Seite 1 von 1

Kündigung trotz 70% behinderung

Verfasst: Donnerstag 9. Mai 2013, 08:58
von christine.reuter
Hallo zusammen,

wer kann mir weiterhelfen?

Bin seit November in einer Integrativwohngruppe als Erzieherin tätig.
Da meine Probezeit zu Ende geht liefen letzte Woche Gespräche mit dem Bereichsleiter und der Chefin. Beide nannten mir als Grund des "nicht bestehens der Probezeit" die Überforderung bezogen auf nicht zusammenhängender Krankenscheine. Die Krankenscheine bezogen sich jedoch nicht auf die Behinderung. Die Chefin händigte mir gestern die Kündigung aus.
Meiner Meinung nach wurde das Integrationsamt nicht angehört.
In der Kündigung steht nicht drin dass das Integrationsamt angehört wurde.

Ist diese Kündigung rechtens??

Kündigung trotz 70% behinderung

Verfasst: Montag 13. Mai 2013, 12:24
von dieter.kötter
Hallo Frau Reuter
In der Probezeit kann der Arbeitgeber ohne Angabe von Gründen die Kündigung aussprechen, eine Zustimmung des Integrationsamt ist nicht erforderlich.
Gruß Dieter Kötter


AW: Kündigung trotz 70% behinderung

Verfasst: Dienstag 23. Dezember 2014, 05:38
von aleeza
Ich denke mal, dass hier auch nicht viel mit Schadenersatz gedroht werden kann, da der Beamte ja noch sein Gehalt bekommt. Eigentlich nutzt auch keine gewonnener Prozess etwas, da keine weiteren Sanktionen möglich sind.

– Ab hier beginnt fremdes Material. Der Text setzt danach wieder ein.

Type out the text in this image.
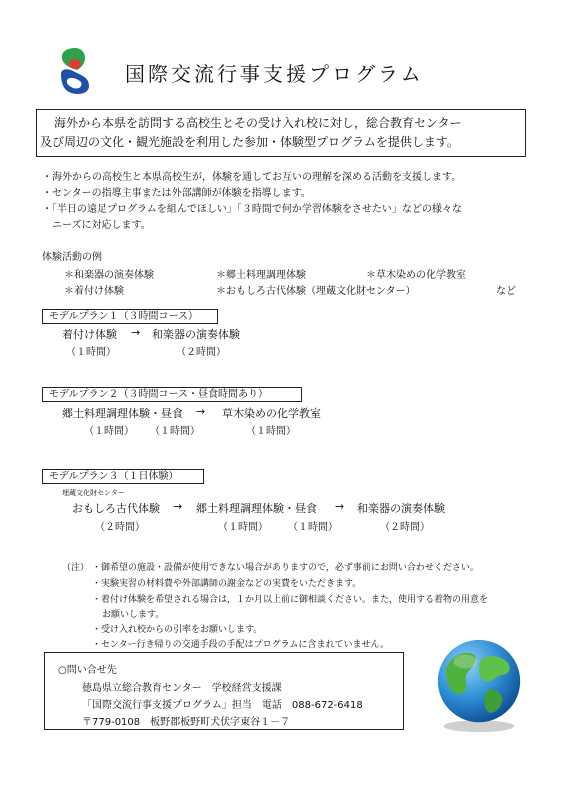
国際交流行事支援プログラム
海外から本県を訪問する高校生とその受け入れ校に対し，総合教育センター
及び周辺の文化・観光施設を利用した参加・体験型プログラムを提供します。
・海外からの高校生と本県高校生が，体験を通してお互いの理解を深める活動を支援します。
・センターの指導主事または外部講師が体験を指導します。
・「半日の遠足プログラムを組んでほしい」「３時間で何か学習体験をさせたい」などの様々な
ニーズに対応します。
体験活動の例
＊和楽器の演奏体験	＊郷土料理調理体験	＊草木染めの化学教室
＊着付け体験	＊おもしろ古代体験（埋蔵文化財センター）	など
モデルプラン１（３時間コース）
着付け体験 → 和楽器の演奏体験
（１時間）	（２時間）
モデルプラン２（３時間コース・昼食時間あり）
郷土料理調理体験・昼食 → 草木染めの化学教室
（１時間） （１時間）	（１時間）
モデルプラン３（１日体験）
埋蔵文化財センター
おもしろ古代体験 → 郷土料理調理体験・昼食 → 和楽器の演奏体験
（２時間）	（１時間） （１時間）	（２時間）
（注） ・御希望の施設・設備が使用できない場合がありますので，必ず事前にお問い合わせください。
・実験実習の材料費や外部講師の謝金などの実費をいただきます。
・着付け体験を希望される場合は，１か月以上前に御相談ください。また，使用する着物の用意を
お願いします。
・受け入れ校からの引率をお願いします。
・センター行き帰りの交通手段の手配はプログラムに含まれていません。
○問い合せ先
徳島県立総合教育センター　学校経営支援課
「国際交流行事支援プログラム」担当　電話　088-672-6418
〒779-0108　板野郡板野町犬伏字東谷１－７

AW: Kündigung trotz 70% behinderung

Verfasst: Dienstag 23. Dezember 2014, 09:34
von albarracin
Hallo,

der Kündigungsschutz als schwerbehinderter Mensch hat grundsätzlich nichts mit einer vereinbarten Probezeit zu tun. Die entsprechenden Fristen fallen nur idR zusammen.
Der Kündigungsschutz beginnt immer erst mit Ablauf des 6. Monats nach Beginn des Arbeitsverhältnisses gem. § 90 Abs. 1 Nr. 1 SGB IX - unabhängig davon, ob und falls ja wie lange eine Probezeit vereinbart wurde.
http://www.gesetze-im-internet.de/sgb_9/__90.html

&Tschüß
Wolfgang

AW: Kündigung trotz 70% behinderung

Verfasst: Dienstag 23. Dezember 2014, 10:25
von Ulrich.Römer
... Auszug dazu aus unserem Fachlexikon "Behinderung und Beruf"
Kündigungsschutz - Ausnahmeregelungen:
Einige Ausnahmen von der notwendigen Zustimmung des Integrationsamtes bei einer Kündigung durch den Arbeitgeber enthält § 90 SGB IX. Hiernach ist u.a. die Kündigung eines schwerbehinderten Menschen innerhalb von 6 Monaten seit Bestehen des Arbeitsverhältnisses zustimmungsfrei (§ 90 Abs.1 Nr.1 SGB IX). Es genügt, wenn der Arbeitgeber die Kündigung innerhalb der Sechsmonatsfrist erklärt, selbst wenn die Kündigungsfrist danach endet.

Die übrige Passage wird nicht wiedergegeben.